Square both sides and simplify.

3. This is precisely the part I need help with.

4. I am stuck at:

((dv)/g - v)^2 - v^2 = 2gh

Can I square root both sides and end up with:

(dv)/g - v - v = sqrt(2gh) ?

5. I really need help.
What do I do after ((dv)/g - v)^2 - v^2 = 2gh ?

6. $(\frac{dg}{v} - v)^2 - v^2 = 2gh$

$(\frac{dg}{v})^2 + v^2 - 2dg - v^2 = 2gh$

$(\frac{dg}{v})^2 - 2dg = 2gh$

Now solve for v.

7. Oh, thank you. Quick question though:
Isn't (dg)/v * -v = -dg rather than -2dg?

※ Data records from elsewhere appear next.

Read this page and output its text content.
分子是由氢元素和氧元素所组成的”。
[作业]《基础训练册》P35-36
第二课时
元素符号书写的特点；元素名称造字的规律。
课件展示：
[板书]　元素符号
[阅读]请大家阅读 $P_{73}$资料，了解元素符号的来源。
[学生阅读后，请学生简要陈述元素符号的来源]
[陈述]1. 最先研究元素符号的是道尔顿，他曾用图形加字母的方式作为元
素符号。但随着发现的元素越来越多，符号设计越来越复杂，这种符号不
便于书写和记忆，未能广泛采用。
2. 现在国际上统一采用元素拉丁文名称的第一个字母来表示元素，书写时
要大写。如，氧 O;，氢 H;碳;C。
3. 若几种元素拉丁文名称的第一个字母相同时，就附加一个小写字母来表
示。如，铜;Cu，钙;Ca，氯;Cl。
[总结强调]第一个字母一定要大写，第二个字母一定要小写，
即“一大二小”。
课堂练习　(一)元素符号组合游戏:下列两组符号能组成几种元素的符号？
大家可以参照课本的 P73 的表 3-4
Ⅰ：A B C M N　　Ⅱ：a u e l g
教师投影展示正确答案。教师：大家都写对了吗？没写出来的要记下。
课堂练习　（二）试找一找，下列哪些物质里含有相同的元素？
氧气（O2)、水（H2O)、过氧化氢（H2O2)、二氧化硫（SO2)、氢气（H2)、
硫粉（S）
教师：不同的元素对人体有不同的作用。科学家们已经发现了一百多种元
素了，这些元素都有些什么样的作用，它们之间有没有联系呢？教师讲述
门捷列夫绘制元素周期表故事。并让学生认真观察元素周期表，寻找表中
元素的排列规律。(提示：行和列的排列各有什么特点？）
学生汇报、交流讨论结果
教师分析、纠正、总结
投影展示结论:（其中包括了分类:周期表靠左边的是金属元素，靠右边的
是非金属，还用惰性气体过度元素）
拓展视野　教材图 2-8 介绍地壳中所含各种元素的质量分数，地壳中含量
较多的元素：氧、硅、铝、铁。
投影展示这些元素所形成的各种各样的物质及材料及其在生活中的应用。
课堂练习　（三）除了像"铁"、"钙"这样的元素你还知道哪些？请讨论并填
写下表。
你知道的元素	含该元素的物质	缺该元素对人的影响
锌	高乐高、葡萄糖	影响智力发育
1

8. No. When expanding binomial squares you will get:

$(a+b)^2= a^2 + 2ab + b^2$

Remember that you get $\frac{dg}{v} \times -v = -dg$ as well as $-v \times \frac{dg}{v} = -dg$ which when you add them together you get -2dg

9. Wow, it has been a while. Thank you.

Now that I have (dg)/v = sqrt(2gh + 2dg), is it possible to slimpify but turning both into their reciprocals?

So, v/(dg) = 1/sqrt(2gh + 2dg), v = (dg)/sqrt(2gh + 2dg).

Is this correct?

10. You can further simplify it as

$v = d\sqrt{\frac{g}{2(h + d)}}$